Company surveys users on marijuana effects
A Medford-based marijuana company is surveying customers to see if the claims it makes about the effects of its products hold up in the real world.
Grown Rogue categorizes its products on a spectrum from relaxing to energizing.
The company partnered with Jonathan Schooler, a psychology professor at the University of California at Santa Barbara, to design a survey about marijuana effects.
People can report the impacts and effects they feel after consuming a Grown Rogue product, says Obie Strickler, chief executive officer of the company.
Grown Rogue sells pre-rolled marijuana joints, marijuana flowers, concentrates and cartridges for vaping.
"We wanted to put science behind how we classify our products," Strickler says. "We have lab data, but how does that correlate to the actual experience?"
While the common stereotype of marijuana is that it turns users into couch potatoes with the munchies, different strains can act as either stimulants or sedatives.
"There's no question that different strains create different experiences," Strickler says. "Our intent is to make it more approachable."
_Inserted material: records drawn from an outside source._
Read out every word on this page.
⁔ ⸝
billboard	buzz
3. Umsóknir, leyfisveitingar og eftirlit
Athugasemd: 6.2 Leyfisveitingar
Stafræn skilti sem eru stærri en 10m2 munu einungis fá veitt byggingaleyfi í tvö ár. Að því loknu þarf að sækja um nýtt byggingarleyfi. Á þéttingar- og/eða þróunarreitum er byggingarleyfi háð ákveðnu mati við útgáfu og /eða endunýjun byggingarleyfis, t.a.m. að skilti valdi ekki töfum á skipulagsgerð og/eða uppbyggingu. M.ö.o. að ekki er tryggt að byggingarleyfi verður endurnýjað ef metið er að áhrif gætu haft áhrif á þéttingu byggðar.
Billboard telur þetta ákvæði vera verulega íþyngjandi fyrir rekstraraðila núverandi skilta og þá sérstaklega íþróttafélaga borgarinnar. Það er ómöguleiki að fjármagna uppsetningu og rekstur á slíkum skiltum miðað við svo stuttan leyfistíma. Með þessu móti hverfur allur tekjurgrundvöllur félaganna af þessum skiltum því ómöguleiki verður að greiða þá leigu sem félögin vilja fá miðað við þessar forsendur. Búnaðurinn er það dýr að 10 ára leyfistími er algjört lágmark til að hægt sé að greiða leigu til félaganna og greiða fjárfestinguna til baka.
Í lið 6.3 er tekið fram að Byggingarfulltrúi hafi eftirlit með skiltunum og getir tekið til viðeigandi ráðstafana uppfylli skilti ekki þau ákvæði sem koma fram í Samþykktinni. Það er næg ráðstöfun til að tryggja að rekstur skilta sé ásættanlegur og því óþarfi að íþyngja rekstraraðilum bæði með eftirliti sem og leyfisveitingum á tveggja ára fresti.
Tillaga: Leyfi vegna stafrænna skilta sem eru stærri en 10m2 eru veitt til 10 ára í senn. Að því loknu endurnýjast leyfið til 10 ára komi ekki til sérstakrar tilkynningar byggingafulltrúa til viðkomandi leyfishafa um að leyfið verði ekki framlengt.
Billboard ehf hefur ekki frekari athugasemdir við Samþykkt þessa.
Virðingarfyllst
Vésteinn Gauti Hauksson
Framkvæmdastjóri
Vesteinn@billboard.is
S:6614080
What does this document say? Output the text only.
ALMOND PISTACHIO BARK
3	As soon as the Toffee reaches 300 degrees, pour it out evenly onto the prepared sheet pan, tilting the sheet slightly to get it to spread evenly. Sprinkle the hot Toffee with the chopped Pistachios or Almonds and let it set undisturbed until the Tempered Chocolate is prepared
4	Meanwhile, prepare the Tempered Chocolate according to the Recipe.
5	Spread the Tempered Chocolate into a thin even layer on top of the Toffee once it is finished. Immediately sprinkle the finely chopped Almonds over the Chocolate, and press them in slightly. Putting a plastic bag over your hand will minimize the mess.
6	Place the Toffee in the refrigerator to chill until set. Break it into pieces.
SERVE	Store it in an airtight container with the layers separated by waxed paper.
Sativa marijuana plants — which are tall with long, narrow leaves — tend to be more stimulating, according to www.leafscience.com.
Indica marijuana plants, which are squat with wide leaves, typically have a sedative effect, according to the website.
Many growers crossbreed the two strains in an effort to produce desired results. For example, crossbreeding can be used to "mellow out" a stimulating sativa strain that tends to cause paranoia, or to decrease the tiredness associated with sedative indica strains, the website reports.
Grown Rogue has used the letters in the word "rogue" to inspire the names of its five product categories — Relax, Optimize, Groove, Uplift and Energize.
The company says its Relax products use indica varietals to help people slow down, unwind, relax and sleep for the night.
On the other end of the spectrum, the company recommends using its sativa-based Energize products for high-energy activities, like going to a concert, dance party or on a vigorous run. Grown Rogue says the effects are comparable to an espresso drink.
Strickler says categorizing products on the spectrum helps the company market to new users or people who haven't consumed marijuana in years.
After developing the survey on marijuana effects, Grown Rogue tried it out on a small group of about 25 people, Strickler says.
Although marijuana impacts people differently, the survey results showed the stimulant and sedative varieties usually produced the intended results.
"The consistency of the survey was very compelling," Strickler says. "We saw a lot of commonalities from their feedback. It validated, at least preliminarily, the way we had categorized the products."
The biggest challenge revealed by the early survey results was that some users would have categorized the products slightly differently, he says.
"Someone's Optimize might be someone else's Groove," Strickler says.
Along with Uplift products, Optimize and Groove products fall in the middle of Grown Rogue's sedative-to-stimulant spectrum.
The survey asks users about a broad array of effects, including whether they feel like laughing, want to discuss abstract concepts and explore new ideas, notice small details or beauty around them, crave a wild party or feel tired, worn out, relaxed, spiritual, creative or energetic.
Users can rate their moods — from sad, tired, gloomy, jittery, grouchy, nervous and frustrated to happy, lively, caring, content, calm and loving.
A blank field allows them to offer any additional thoughts and observations.
After trying out its survey about marijuana effects on a small group, Grown Rogue is inviting customers to register for the survey at www.grownrogue.com.
Customers can record their experiences anonymously and receive credits toward future purchases.
Strickler says survey results will be used to fine-tune products so promised effects line up with actual results. In that way, customers will help shape the future of the company.
"It's a work in progress. It's not like in six months we'll say, 'We've figured it out and we're done.' This is part of the evolution of the company and building trust with the consumer," he says.